(December 24, 2016) As I progress through the Civil War class lectures that Dr. Eric Foner has posted on YouTube I continue to find errors and a persistent, unjustified, sarcastic dismissal of Southern viewpoints. In today’s example he misrepresents the Southern attitude toward state’s rights. When summarizing the 1850 Fugitive Slave Act he says:
Most [Americans] acquiesce to [the 1850 Compromise.] But the Fugitive Slave Law will very quickly become a volatile issue….If you look at the…Law you can forget about the idea that the South believed in state’s rights. That is completely absurd….
The professor then proceeds to explain that the Law put the recapture of fugitive slaves into the hands of federal commissioners instead of state authorities. That, he concludes, made the Law “the strongest violation of the rights of the states enacted by Congress before the Civil War.” It would, said Foner, “override state laws interfering with the capture of fugitive slaves.”
Unfortunately, he overlooks important context, some of which he may have forgotten that he mentioned in an earlier lecture.
First, in the 1842 Prigg v. Pennsylvania case involving the Fugitive Slave provisions of the Constitution and an earlier 1793 Fugitive Slave Act, the Supreme Court ruled that the states individually had no responsibility to enforce the return of runaway slaves. According Foner’s earlier lecture in plain language the decision meant, “that it was a federal responsibility to go and get those slaves.” If the Court was to be obeyed, Congress simply had no choice but to adopt a Fugitive Slave Law.
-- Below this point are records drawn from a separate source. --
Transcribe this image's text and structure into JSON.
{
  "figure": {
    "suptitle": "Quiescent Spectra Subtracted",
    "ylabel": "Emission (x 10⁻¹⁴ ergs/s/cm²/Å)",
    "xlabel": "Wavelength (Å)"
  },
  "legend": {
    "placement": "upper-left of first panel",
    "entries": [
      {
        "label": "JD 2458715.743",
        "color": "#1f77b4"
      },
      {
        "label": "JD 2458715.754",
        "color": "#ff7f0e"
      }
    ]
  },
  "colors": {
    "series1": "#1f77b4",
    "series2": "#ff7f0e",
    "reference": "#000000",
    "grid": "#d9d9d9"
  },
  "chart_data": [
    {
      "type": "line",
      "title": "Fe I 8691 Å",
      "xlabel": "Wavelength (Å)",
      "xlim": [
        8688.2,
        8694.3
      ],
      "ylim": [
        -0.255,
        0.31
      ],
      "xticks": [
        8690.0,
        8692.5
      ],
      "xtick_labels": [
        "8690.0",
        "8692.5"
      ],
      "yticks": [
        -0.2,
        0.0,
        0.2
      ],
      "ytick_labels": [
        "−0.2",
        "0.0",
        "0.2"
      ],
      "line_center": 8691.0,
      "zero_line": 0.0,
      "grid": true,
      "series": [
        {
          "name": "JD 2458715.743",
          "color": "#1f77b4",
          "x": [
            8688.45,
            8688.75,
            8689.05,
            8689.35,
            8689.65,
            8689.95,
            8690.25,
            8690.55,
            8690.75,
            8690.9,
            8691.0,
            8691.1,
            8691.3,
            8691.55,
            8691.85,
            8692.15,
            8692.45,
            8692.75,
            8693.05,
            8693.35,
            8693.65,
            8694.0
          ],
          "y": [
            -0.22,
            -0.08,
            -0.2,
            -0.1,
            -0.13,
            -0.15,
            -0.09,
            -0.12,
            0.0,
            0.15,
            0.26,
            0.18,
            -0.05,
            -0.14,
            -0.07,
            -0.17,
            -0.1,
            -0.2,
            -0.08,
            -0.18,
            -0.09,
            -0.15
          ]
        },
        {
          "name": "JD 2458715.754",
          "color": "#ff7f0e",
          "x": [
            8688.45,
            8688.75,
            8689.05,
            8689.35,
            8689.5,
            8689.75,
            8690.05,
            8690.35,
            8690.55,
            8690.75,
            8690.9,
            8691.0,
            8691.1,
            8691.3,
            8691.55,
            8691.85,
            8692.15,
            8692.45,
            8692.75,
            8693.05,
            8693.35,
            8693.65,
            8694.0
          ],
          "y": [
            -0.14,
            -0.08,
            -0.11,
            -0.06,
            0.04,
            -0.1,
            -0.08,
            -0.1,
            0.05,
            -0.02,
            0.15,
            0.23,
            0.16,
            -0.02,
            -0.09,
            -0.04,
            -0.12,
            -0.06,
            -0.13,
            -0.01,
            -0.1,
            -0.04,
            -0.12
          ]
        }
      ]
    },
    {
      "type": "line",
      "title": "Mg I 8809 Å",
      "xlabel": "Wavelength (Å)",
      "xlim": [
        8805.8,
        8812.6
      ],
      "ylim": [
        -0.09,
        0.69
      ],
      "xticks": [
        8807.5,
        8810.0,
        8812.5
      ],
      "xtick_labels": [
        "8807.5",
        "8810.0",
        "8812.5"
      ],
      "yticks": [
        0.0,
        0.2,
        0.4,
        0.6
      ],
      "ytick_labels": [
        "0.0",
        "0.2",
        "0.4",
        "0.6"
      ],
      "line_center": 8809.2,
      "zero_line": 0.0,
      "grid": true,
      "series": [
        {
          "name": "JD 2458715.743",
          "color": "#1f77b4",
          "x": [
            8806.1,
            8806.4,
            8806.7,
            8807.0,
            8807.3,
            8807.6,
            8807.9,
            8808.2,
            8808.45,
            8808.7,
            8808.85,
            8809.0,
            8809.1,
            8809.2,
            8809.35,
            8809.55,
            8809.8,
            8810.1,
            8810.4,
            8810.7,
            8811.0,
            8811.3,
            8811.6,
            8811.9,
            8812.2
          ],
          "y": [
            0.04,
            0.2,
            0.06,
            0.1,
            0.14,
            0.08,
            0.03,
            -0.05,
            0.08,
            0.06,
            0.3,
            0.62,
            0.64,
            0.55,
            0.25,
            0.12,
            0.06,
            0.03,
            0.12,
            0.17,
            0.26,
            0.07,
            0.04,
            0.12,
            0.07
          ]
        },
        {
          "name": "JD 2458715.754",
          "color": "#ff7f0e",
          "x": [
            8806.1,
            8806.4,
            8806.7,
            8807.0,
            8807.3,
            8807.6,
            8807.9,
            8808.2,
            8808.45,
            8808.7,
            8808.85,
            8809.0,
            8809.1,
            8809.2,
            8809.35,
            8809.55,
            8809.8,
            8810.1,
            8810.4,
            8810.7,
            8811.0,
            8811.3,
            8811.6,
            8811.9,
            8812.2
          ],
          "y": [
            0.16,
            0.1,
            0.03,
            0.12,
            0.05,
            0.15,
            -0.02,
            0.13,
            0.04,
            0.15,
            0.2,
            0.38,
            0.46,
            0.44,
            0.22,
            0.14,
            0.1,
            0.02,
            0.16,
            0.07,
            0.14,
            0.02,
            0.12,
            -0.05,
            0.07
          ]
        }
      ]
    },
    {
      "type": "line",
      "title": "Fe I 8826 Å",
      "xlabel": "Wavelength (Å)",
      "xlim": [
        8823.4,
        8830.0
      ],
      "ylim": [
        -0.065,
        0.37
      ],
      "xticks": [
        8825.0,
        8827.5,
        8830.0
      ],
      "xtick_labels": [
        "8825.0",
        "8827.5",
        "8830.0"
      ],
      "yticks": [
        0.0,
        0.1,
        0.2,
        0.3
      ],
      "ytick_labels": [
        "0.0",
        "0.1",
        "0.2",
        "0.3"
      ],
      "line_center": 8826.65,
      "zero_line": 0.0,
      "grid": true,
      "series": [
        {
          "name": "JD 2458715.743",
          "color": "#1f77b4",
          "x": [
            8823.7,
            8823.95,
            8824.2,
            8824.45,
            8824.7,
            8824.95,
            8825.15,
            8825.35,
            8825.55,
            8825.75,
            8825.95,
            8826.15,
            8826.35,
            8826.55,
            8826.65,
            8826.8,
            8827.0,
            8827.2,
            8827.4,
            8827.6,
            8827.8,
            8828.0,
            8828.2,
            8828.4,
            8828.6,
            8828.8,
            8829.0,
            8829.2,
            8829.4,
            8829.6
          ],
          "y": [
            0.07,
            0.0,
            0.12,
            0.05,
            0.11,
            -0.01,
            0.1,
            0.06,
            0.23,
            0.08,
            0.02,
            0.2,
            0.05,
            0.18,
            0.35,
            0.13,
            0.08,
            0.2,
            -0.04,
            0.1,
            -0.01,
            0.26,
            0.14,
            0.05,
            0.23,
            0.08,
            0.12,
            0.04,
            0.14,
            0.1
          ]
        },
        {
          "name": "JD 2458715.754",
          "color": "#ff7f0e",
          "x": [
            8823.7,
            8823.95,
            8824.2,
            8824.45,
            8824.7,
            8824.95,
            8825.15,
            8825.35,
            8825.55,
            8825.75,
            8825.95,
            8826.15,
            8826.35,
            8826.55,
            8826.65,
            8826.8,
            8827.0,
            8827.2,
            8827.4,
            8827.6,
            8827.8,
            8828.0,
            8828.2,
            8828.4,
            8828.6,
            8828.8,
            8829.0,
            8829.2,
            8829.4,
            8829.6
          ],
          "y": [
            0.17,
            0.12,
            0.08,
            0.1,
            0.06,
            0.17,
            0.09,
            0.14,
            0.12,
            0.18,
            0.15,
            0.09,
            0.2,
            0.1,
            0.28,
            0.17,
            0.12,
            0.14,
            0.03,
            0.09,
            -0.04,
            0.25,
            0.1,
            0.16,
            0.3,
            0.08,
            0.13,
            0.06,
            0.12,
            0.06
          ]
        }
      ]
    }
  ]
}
To pretend that an 1842 Supreme Court decision requiring the adoption of a federal law to override state authority meant that Southerners did not “believe” in state’s rights is an distortion beyond the truth.
Second, between the 1842 Court case and passage of the 1850 Fugitive Slave Act, a number of Northern states adopted laws forbidding state law enforcement agents to assist “in the rendition of a fugitive slave.” To Southerners such laws signaled that the applicable Northern states were prepared to renege on the fugitive slave provisions of the Constitution and the 1793 Act.
Third, even after the 1850 Act it quickly became apparent that selected Northern states would simply refuse to comply. Foner employs a euphemism when he says such states made the Law “inoperative” and cited an incident as early as 1851 in Massachusetts. He does not explain why such actions by Northerners fail to be regarded as outright defiance of federal law whereas later Southern defiance that led to Civil War was condemned as “treason.”
It begs the question of whether “treason” was merely a matter of a state’s geographic location with a free pass for the North and a “go-to-jail-card” for the South.